Here’s the situation: you have a few indie games under your belt, they’ve done fairly well, and now you want to develop your first, truly ‘big’ indie game. You have had an idea for an indie game that is truly epic in scope, and you know that thanks to the experiences you’ve earned from your past indie games, you are ready to push the envelope, crank your next game up to 11, and develop an indie game that is going to be unlike anything you have ever developed. It’s going to be a monumental jump, and you want to be ready for whatever comes your way.
First of all – congratulations! If you know that you are truly ready, then don’t hold back: make your first big indie game and start the next chapter in your career. However, there is a magic word you need to keep in mind before you start developing the indie game:
Your indie game is probably going to have a larger budget than your past indie games: in fact, it could exceed the cost of your first indie games combined (taking into account the scope of your current/previous indie games, of course). Create a gameplan before starting so you won’t go over budget, and most importantly? So your indie game will see the light of day. Here is a checklist you should go through to estimate the budget for your first big indie game.
Identify up-front, unavoidable costs
In other words: how much do you actually need to spend? For example, if you are developing the indie game in-house, are you going to need to purchase new hardware? New areas for your employees to work? How much do you absolutely need to spend in order to get your indie game off the ground and being developed?
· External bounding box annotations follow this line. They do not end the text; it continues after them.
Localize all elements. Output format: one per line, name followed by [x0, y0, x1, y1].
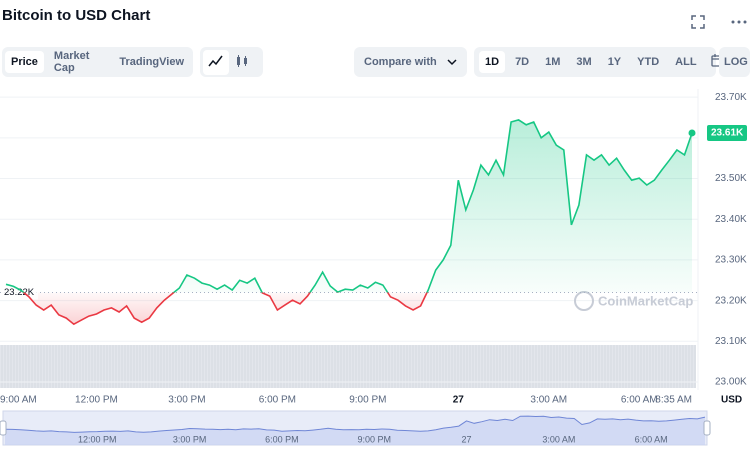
range-button[interactable]: 7D [515, 56, 530, 68]
range-button[interactable]: 3M [576, 56, 592, 68]
navigator-label: 27 [462, 434, 472, 444]
navigator-line [4, 415, 706, 433]
x-tick-label: 8:35 AM [655, 395, 692, 406]
range-group: 1D 7D 1M 3M 1Y YTD ALL [474, 47, 724, 77]
navigator-label: 3:00 AM [542, 434, 575, 444]
price-badge-label: 23.61K [711, 128, 744, 139]
log-button[interactable]: LOG [724, 56, 748, 68]
navigator-area [5, 416, 705, 445]
navigator-handle[interactable] [0, 420, 7, 436]
candle-type-button[interactable] [229, 50, 255, 75]
x-tick-label: 3:00 PM [168, 395, 205, 406]
x-tick-label: 3:00 AM [530, 395, 567, 406]
x-tick-label: 9:00 AM [0, 395, 37, 406]
compare-label: Compare with [364, 56, 437, 68]
last-point [688, 129, 696, 137]
tab-group: Price Market Cap TradingView [2, 47, 193, 77]
navigator-label: 12:00 PM [78, 434, 117, 444]
tab[interactable]: Price [5, 51, 44, 73]
y-tick-label: 23.20K [715, 295, 747, 306]
price-badge [707, 124, 747, 141]
line-type-button[interactable] [203, 49, 229, 75]
price-line [5, 119, 693, 326]
navigator-handle[interactable] [703, 420, 711, 436]
x-tick-label: 27 [453, 395, 465, 406]
area [6, 119, 692, 325]
x-tick-label: 12:00 PM [75, 395, 118, 406]
currency-label: USD [721, 395, 742, 406]
x-tick-label: 9:00 PM [349, 395, 386, 406]
y-tick-label: 23.40K [715, 214, 747, 225]
tab[interactable]: Market Cap [53, 50, 90, 74]
x-tick-label: 6:00 PM [259, 395, 296, 406]
baseline-label: 23.22K [4, 287, 35, 298]
navigator-label: 9:00 PM [357, 434, 391, 444]
log-group: LOG [719, 47, 750, 77]
compare-dropdown[interactable]: Compare with [354, 47, 467, 77]
range-button[interactable]: 1Y [607, 56, 622, 68]
navigator-label: 6:00 AM [635, 434, 668, 444]
y-tick-label: 23.70K [715, 92, 747, 103]
tab[interactable]: TradingView [119, 56, 184, 68]
range-button[interactable]: 1M [545, 56, 561, 68]
more-icon[interactable] [730, 14, 748, 30]
watermark: CoinMarketCap [598, 293, 693, 308]
y-tick-label: 23.30K [715, 255, 747, 266]
y-tick-label: 23.10K [715, 336, 747, 347]
range-button[interactable]: 1D [479, 51, 506, 73]
page-title: Bitcoin to USD Chart [2, 7, 151, 24]
range-button[interactable]: YTD [637, 56, 660, 68]
y-tick-label: 23.50K [715, 173, 747, 184]
navigator-label: 3:00 PM [173, 434, 207, 444]
fullscreen-icon[interactable] [690, 14, 706, 30]
x-tick-label: 6:00 AM [621, 395, 658, 406]
y-tick-label: 23.00K [715, 377, 747, 388]
chart-type-group [200, 47, 263, 77]
range-button[interactable]: ALL [675, 56, 697, 68]
navigator-label: 6:00 PM [265, 434, 299, 444]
You need to also consider the amount you will need to spend on add-on costs. From marketing to outsourcing playtesting sessions to even renewing your web domains (yes, they must also be configured into the equation), you need to sit down and outline exactly what your possible costs are going to be.
From there? Detail the maximum amount you may be faced with spending on your next indie game. Inflate the amount you may have to spend. By doing so, you will be able to approach the development of your indie game with enough cash in the bank (and hopefully a little extra on the side).
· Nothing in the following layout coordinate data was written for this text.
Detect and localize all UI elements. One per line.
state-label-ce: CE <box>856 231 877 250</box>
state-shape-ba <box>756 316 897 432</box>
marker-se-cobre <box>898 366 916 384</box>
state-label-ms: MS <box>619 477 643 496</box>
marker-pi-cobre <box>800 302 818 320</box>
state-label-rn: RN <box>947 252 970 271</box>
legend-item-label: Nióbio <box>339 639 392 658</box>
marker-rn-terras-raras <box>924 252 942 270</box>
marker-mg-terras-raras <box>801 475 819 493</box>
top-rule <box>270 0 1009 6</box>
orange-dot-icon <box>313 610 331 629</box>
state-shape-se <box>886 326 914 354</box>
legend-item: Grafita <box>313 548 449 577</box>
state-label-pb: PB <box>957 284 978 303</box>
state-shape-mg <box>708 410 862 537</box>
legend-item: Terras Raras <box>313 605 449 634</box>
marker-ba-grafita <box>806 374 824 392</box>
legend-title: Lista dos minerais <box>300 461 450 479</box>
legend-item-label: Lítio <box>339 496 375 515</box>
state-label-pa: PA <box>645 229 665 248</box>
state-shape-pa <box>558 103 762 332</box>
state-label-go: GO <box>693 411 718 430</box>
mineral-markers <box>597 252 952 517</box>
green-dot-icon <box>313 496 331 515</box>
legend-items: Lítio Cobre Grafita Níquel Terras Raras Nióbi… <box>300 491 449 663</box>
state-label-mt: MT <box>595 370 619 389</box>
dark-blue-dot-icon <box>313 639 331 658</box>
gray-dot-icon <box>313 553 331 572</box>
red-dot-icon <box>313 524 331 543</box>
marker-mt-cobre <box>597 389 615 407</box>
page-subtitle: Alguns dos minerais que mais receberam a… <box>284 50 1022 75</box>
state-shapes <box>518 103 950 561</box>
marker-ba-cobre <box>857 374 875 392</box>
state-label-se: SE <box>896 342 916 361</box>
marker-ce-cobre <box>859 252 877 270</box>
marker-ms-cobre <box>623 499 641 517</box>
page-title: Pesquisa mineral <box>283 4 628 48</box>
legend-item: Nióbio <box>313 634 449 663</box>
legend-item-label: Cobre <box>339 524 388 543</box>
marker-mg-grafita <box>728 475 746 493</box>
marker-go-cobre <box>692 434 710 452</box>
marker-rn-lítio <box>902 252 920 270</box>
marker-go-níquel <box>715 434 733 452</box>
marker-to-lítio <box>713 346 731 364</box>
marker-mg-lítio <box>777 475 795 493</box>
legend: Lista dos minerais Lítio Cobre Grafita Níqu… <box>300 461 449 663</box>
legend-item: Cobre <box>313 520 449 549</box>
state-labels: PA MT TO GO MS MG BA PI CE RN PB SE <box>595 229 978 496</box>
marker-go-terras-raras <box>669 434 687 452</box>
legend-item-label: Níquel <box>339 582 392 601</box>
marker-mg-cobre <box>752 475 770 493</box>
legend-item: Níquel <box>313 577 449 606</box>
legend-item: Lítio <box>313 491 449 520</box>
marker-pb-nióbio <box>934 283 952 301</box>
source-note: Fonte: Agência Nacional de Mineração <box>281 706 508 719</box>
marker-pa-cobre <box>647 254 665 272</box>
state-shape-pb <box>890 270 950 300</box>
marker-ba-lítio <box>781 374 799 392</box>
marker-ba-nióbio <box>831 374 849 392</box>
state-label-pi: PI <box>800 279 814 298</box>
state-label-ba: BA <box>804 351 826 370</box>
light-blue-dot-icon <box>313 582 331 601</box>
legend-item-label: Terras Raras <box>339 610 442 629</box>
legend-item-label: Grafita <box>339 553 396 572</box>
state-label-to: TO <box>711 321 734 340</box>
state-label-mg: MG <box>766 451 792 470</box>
Tentative timeline of project
Time is money: that’s just the nature of things. The longer it takes you to develop your indie game, check for quality assurance, playtest it, market it, and get it released to the public, the more money you could possibly lose. Especially with a big indie game, you are taking up a lot of time that you could be spending on another indie game (and depending on the size of your studio, your team could be developing multiple indie games simultaneously).
Thus, you need to create a timeline for the project. Again, sit down with your team and decide how long it may take to finish the game. Then, double the amount of time it will take (because believe us, it isn’t going to be finished when you think it will be). Create a timeline, stick with it, and finish your indie game on time.
How much are you willing to pay per role?
In other words, how much are you willing to spend on your outsourced workers? You will be able to get a solid idea for this whenever you set a budget. Keep your role for each outsourced worker at your budget or under (preferably under budget), and by doing so? Your indie game is going to stay out of the ‘red’ and at a budget your indie studio can handle.